The car started. He took his phone out and looked at it. The bullet had struck it full on. It was useless. He tossed it out the window. If they found it, it would do them no good.
The night echoed with sirens as he drove away. He glanced down at the fuel gauge. Almost full.
Going south wasn't an option, it only led deeper into Syria. Safety meant going north to Turkey. Two roads went north from Latakia. One led to Aleppo, the other to the Turkish border, an hour away. One hour to safety if he kept to the highway, but he couldn't stay on it all the way to the border. That would be asking for trouble.
As he drove, he thought about what had happened at Ali's apartment.
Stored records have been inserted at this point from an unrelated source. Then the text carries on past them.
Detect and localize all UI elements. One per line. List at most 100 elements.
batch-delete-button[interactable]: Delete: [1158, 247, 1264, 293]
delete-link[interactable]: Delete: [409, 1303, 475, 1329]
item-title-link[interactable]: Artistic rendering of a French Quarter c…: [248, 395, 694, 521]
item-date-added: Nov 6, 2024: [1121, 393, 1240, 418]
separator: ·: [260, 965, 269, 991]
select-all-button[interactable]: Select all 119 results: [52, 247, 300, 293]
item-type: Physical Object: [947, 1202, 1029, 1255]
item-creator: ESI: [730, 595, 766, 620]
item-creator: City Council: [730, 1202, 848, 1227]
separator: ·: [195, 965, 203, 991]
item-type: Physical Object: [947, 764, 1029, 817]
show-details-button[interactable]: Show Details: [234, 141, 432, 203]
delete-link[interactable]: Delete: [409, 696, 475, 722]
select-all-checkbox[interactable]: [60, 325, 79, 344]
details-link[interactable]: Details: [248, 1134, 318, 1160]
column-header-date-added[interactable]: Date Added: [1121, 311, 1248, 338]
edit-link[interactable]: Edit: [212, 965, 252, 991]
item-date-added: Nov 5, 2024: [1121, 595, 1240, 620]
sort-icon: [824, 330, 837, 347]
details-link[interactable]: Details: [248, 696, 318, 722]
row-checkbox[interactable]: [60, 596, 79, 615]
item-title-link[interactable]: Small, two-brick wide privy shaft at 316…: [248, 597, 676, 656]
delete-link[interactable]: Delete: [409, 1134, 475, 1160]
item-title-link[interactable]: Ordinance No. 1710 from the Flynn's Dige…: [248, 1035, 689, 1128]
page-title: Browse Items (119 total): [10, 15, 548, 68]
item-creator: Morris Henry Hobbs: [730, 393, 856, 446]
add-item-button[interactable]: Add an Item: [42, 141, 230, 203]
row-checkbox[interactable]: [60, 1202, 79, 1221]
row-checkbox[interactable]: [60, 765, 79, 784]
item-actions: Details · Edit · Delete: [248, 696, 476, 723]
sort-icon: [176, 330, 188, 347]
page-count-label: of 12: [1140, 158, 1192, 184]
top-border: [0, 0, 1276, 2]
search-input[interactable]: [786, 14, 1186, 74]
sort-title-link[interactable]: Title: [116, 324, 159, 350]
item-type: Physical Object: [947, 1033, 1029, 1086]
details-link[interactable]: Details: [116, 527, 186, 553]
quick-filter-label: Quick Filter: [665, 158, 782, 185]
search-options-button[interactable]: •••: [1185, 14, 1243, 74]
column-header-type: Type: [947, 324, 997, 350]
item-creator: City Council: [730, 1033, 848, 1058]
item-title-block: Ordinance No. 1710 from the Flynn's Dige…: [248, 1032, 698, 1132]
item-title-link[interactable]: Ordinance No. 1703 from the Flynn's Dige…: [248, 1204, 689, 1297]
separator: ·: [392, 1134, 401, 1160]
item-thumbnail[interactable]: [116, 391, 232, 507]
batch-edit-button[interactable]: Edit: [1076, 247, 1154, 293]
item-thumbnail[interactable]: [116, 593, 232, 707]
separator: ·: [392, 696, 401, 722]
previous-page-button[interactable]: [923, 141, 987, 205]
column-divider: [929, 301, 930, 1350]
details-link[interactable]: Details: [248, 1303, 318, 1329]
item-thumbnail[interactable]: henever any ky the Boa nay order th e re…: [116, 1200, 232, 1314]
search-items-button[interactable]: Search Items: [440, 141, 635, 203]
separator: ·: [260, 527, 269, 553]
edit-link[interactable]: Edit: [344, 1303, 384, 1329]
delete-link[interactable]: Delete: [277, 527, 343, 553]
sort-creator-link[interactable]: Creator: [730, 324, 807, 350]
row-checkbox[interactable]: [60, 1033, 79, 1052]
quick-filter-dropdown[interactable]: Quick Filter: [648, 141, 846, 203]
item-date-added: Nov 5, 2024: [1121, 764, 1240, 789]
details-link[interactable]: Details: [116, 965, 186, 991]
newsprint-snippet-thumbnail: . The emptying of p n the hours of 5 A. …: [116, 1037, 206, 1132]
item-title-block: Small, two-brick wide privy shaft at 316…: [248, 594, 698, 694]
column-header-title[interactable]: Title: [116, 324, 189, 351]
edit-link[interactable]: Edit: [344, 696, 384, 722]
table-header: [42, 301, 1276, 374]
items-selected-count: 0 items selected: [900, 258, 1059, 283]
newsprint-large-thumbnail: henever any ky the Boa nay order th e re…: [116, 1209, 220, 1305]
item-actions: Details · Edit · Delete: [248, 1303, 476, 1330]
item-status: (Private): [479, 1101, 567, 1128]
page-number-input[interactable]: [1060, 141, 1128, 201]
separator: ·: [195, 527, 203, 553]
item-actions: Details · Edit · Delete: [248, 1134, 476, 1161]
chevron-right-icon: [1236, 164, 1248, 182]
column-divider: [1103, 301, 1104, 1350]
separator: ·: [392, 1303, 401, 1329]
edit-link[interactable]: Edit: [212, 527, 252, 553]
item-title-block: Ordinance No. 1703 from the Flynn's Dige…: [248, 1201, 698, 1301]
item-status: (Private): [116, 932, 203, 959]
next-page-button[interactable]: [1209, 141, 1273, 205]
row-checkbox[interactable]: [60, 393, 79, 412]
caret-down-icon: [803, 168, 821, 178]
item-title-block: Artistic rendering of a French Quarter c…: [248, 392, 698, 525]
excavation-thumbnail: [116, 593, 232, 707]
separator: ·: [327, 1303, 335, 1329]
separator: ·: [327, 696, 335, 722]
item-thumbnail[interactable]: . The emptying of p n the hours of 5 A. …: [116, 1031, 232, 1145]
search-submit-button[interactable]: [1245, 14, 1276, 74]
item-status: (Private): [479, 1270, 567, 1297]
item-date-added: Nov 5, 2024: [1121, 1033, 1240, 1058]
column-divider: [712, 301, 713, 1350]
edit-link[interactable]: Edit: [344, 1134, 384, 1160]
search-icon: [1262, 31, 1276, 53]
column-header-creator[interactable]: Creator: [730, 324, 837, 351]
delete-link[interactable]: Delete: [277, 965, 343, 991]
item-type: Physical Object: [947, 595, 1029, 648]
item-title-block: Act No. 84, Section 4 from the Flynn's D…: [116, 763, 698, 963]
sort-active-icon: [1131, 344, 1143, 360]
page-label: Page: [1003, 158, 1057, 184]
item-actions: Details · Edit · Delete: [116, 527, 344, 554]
It couldn't be coincidence that al-Khali's thugs had arrived when they did. Thorne didn't believe in coincidences. Someone had told them he was going to meet Ali. There wasn't any other possible explanation. They'd staked out the building and waited for him to show up.
Which meant they had known what he looked like.
Which meant there was a traitor at Langley.
He had to hand it to the opposition, they'd done a good job of keeping out of sight. With his cover blown, he wasn't going to breeze through border control at Nibh Almur using one of his passports. His only option was to ditch the car and cross on foot.